بازبدە بۆ ناوەڕۆکی سەرەکی
Submitted by Aso Zagrosi. on 19 October 2009

Kürd Mirleri uzun bir dönem Selçuklulara „hediye“ adı altında haraç vererek onların Kürd yerleşim yerlerine yönelik saldırılarını bertaraf edebiliyorlardı.

Sultan Tuğrul döneminde Kürd Mirleri ona çeşit hediyeler göndermişlerdir. 1049 yılında Merwani Kürd Miri, Mir Nasr ül Dewli Sultan Tuğrul'a kırmızı yakut ve 100.000 dinar gönderiyor. İbni El Hibrî „Nasr ül Dewli'nin elçisi aracılığı ile Sultan Tuğrul'a 30 parça eşi bulunmayan kumaş, 5000 dinar on katır ve bir Arap atını gönderdiğini“ yazıyor(akt Dr. Niştiman, age sayfa 221)
Yine Merwani Miri Nasrül Dewli 1053 yılında Sultan Tuğrul'a „büyük hediyeler gönderiyor.(İbni El Esiri, El Kamil, sayfa 599)

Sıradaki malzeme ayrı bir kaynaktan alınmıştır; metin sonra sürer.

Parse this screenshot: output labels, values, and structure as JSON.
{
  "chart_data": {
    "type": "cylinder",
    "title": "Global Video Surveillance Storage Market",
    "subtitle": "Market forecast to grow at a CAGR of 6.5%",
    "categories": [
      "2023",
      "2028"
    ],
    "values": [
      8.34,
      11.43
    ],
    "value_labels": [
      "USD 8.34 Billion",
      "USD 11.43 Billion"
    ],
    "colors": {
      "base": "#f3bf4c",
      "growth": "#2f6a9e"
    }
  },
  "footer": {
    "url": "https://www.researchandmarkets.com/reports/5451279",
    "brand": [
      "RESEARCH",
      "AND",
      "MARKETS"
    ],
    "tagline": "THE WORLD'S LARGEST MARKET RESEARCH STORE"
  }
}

Yine Mir Hezarhesp, Kurê Benkir, Kurê Ayazê Kurdî Selçuklu Sultana 3 gümüş hediye ediyor.

Basasiri hareketi sırasında Merwani Miri Nasrüldewli Fatimilerle ilişkiye geçmiş, mektup yazmış ve onlara çağrı yapmış olduğundan dolayı Tuğrul Bey onu cezalandırmaya çalışıyor, fakat Nasrüldewli ona 100.000 dinar harac vererek barışıyor.(İbni El Hibri, Tarikh El Zeman, sayfa 101)

Yine Alpaslan veziri Nizami Mülk ile 1067 yılında Şeddadi Kürd Devleti'nin başkenti Gence'ye gittikleri zaman Abu Suwar'ın oğlu Mîr Fadil ona „ 1000 katır, 50 at , 50 tane ender kumaştan yapılmış elbise ve başka değerli mucevherler“ vermiştir.( Sibti El Cewaz'den akt. Dr. Niştiman, age sayfa 222)

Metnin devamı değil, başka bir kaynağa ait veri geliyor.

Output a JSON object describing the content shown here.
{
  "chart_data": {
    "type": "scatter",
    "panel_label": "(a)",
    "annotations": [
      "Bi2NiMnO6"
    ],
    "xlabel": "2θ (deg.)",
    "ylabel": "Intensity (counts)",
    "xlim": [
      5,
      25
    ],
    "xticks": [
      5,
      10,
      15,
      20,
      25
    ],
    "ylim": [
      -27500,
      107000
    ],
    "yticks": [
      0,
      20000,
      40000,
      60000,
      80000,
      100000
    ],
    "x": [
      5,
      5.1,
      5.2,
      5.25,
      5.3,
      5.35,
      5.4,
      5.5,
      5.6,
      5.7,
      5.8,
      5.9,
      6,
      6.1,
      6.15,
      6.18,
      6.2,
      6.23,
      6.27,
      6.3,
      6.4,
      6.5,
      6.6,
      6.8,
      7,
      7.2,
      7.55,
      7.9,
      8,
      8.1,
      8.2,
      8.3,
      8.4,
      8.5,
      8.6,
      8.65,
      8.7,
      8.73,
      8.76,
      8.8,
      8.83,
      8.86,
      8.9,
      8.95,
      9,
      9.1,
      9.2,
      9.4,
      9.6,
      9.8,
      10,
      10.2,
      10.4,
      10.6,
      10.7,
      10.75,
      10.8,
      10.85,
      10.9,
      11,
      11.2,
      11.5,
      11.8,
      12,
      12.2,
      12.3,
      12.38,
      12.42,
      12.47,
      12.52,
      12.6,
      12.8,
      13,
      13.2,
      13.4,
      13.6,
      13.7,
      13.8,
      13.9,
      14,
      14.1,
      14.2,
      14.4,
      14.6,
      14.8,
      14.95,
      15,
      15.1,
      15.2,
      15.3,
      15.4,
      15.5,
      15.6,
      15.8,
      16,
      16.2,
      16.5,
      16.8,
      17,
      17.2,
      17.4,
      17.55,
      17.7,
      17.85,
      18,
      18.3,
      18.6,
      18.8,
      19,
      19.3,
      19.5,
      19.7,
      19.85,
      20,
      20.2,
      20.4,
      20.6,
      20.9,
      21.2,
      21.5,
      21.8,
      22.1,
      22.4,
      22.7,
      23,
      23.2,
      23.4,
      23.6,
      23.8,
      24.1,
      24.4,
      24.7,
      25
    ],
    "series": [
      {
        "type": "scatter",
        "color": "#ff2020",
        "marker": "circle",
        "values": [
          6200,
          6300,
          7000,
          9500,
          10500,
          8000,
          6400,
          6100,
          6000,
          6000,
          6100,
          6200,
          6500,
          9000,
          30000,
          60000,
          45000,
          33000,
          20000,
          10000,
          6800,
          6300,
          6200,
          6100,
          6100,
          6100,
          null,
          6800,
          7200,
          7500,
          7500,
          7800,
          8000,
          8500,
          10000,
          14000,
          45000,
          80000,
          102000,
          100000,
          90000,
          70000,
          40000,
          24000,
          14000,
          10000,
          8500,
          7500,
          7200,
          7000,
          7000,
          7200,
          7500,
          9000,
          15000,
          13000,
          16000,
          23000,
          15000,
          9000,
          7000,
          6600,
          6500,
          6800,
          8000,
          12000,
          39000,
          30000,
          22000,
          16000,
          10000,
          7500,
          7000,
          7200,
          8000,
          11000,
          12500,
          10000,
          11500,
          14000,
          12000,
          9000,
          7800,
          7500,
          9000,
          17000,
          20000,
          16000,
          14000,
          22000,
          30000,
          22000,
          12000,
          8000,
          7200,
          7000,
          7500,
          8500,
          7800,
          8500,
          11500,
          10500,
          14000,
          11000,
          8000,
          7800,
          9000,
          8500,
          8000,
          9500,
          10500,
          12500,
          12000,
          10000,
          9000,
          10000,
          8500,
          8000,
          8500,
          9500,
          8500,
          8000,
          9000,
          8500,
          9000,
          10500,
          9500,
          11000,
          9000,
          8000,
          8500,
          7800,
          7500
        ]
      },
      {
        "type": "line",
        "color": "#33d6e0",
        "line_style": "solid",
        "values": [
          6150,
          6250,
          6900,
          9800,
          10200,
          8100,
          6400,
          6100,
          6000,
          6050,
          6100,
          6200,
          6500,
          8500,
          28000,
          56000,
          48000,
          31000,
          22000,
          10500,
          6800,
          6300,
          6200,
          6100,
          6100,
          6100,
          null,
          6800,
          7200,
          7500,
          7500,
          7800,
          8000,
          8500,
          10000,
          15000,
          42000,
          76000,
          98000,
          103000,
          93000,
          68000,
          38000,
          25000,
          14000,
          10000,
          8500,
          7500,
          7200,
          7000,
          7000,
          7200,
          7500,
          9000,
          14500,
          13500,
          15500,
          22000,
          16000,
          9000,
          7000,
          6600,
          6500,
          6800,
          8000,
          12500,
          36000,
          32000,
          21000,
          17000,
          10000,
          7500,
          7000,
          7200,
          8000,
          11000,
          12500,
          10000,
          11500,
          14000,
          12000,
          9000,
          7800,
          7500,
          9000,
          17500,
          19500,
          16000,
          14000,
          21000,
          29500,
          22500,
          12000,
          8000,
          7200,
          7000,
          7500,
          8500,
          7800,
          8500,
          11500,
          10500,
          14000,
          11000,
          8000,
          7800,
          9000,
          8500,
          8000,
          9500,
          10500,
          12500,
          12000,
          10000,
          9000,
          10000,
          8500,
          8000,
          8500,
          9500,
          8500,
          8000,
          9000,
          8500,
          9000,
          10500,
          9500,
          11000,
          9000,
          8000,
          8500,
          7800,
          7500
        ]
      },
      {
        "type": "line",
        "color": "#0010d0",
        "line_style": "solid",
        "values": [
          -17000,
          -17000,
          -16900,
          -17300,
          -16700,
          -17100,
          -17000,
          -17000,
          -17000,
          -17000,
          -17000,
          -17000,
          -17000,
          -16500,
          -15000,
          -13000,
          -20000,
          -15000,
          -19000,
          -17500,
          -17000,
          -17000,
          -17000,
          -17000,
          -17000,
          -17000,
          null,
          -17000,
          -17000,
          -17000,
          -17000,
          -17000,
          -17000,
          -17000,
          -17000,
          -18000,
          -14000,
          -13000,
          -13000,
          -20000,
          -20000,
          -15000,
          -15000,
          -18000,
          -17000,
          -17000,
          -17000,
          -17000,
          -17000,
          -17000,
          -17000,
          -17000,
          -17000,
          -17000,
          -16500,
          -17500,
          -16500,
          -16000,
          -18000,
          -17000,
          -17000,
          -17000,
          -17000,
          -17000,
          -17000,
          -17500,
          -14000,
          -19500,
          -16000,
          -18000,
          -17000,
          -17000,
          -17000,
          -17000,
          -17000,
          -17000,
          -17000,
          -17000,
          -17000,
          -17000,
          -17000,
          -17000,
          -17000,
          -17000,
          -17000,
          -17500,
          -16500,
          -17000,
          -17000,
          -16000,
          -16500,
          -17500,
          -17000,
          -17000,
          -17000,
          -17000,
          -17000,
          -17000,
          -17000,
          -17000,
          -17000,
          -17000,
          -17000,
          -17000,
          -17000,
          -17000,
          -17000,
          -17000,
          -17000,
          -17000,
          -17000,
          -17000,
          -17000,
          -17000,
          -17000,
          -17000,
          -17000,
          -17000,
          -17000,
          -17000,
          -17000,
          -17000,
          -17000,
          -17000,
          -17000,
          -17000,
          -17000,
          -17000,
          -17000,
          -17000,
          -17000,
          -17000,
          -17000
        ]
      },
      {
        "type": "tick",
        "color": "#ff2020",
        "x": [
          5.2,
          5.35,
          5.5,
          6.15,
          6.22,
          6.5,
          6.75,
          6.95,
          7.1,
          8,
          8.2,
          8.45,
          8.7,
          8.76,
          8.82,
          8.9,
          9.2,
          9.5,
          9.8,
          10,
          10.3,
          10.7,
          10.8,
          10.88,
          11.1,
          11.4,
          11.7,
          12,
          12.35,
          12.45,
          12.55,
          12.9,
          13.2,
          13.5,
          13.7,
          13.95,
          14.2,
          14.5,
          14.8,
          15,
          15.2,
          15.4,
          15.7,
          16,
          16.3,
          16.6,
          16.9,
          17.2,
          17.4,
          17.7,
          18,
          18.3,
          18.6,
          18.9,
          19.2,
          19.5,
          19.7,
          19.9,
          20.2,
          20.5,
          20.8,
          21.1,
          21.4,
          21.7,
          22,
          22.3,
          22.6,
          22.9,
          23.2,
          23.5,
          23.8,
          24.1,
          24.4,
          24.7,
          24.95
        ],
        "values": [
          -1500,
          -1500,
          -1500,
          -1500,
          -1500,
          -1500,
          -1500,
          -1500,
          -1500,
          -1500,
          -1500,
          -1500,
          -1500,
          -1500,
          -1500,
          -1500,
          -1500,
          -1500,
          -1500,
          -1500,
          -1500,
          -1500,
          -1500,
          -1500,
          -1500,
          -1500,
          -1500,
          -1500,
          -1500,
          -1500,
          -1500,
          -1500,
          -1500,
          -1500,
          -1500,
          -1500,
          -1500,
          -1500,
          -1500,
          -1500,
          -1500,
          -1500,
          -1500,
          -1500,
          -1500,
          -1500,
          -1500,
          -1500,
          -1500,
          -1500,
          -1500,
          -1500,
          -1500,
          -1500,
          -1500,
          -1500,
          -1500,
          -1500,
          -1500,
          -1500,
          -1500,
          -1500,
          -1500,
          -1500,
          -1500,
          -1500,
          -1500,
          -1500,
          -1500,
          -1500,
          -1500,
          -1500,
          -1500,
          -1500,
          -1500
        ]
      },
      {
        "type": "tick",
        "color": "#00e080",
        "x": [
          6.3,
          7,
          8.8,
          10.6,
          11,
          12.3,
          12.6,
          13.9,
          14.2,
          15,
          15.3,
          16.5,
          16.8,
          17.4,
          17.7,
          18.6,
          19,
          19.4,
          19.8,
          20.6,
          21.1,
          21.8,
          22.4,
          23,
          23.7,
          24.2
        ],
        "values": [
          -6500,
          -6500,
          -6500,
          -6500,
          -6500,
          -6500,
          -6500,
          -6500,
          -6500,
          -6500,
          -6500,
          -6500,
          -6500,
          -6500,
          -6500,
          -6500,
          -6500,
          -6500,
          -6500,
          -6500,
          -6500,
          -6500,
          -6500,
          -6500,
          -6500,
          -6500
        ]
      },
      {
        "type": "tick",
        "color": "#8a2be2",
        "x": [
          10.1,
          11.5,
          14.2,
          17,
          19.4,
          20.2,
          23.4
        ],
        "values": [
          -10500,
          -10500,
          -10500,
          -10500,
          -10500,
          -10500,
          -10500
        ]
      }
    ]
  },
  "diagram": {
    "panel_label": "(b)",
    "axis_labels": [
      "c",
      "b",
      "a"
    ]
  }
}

Yine Sultan Alpaslan Fars bölgesine yönelik saldırıları sırasında Kürd Şebankare Mirliği ona çok değerli hediyeler verdiği bilinmektedir(detaylar için Dr. Niştiman'ın age bakınız)

Yine 1063 yılında Sultan Alparslan Halife'nin kızı ile evlendiği zaman, düğünde hazır bulunan Mîr Hezarhesp ve Serxab Kurê Bedir Kurê Muhelhîlê Kurdî ona büyük hediyeler sundular.

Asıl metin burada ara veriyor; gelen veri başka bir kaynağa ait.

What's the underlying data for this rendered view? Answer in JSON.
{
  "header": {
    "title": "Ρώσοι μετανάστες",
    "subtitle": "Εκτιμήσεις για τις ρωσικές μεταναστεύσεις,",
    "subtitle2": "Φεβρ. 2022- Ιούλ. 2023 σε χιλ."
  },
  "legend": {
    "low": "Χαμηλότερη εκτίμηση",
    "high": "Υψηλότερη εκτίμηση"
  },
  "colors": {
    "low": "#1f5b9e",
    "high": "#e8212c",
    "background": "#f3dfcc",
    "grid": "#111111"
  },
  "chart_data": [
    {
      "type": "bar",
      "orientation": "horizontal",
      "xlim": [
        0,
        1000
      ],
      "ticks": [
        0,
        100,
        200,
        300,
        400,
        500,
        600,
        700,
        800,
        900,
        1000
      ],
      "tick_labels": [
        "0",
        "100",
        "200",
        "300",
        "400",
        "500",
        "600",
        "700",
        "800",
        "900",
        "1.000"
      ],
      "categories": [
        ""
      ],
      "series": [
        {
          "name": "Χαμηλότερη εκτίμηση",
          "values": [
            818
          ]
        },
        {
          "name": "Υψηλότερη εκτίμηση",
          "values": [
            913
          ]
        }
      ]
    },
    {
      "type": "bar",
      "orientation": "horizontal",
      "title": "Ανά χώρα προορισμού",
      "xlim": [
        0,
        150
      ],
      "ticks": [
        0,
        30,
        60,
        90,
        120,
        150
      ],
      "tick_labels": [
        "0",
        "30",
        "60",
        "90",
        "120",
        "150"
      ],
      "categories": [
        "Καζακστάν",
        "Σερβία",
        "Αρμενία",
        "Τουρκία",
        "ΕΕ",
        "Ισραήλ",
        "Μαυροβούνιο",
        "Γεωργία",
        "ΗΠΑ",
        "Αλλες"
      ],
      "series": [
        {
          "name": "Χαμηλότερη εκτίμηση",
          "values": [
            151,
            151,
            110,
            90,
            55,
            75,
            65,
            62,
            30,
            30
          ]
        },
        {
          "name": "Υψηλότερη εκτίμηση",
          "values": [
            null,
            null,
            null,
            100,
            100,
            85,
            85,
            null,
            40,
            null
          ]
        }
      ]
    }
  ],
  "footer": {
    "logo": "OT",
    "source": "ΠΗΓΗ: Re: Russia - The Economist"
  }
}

Ayrıca Selçuklularla Kürdler arasında o dönemde çeşitli evliliklerde yapılmıştı. Bu evliliklere „siyasi evlilik“ diyebiliriz.

Aslında bugüne kadar bildiğimiz ilk evlilik 1029 yılında gerçekleşiyor. Başkenti Tebriz olan Rewadi Kürd Devletinin Miri, Mîr Wehasuzani Rewadi Hazar liderlerinden birinin kızını kendisine eş olarak alıyor. Mir Wehasuzani Rewadi bu evlilikle bir yandan Hazarların çapul ve saldırılarını bertaraf etmek ve diğer yandan sürekli çatışmalar içinde olduğu Bizanslara karşı onların yardımını almak istiyordu.

Alpraslan, Safiye hatun adlı kız kardeşini Kürd Mirlerinden Hezarhesp'e veriyor.(İbni el Esiri, El Kamil, sayfa 61) O dönemler „ Ahwaz, Kuzistan ve Basra'da Cuma hutbesi Mîr Hezarhesp adına okunuyordu“(Dr. Niştiman, age sayfa 224)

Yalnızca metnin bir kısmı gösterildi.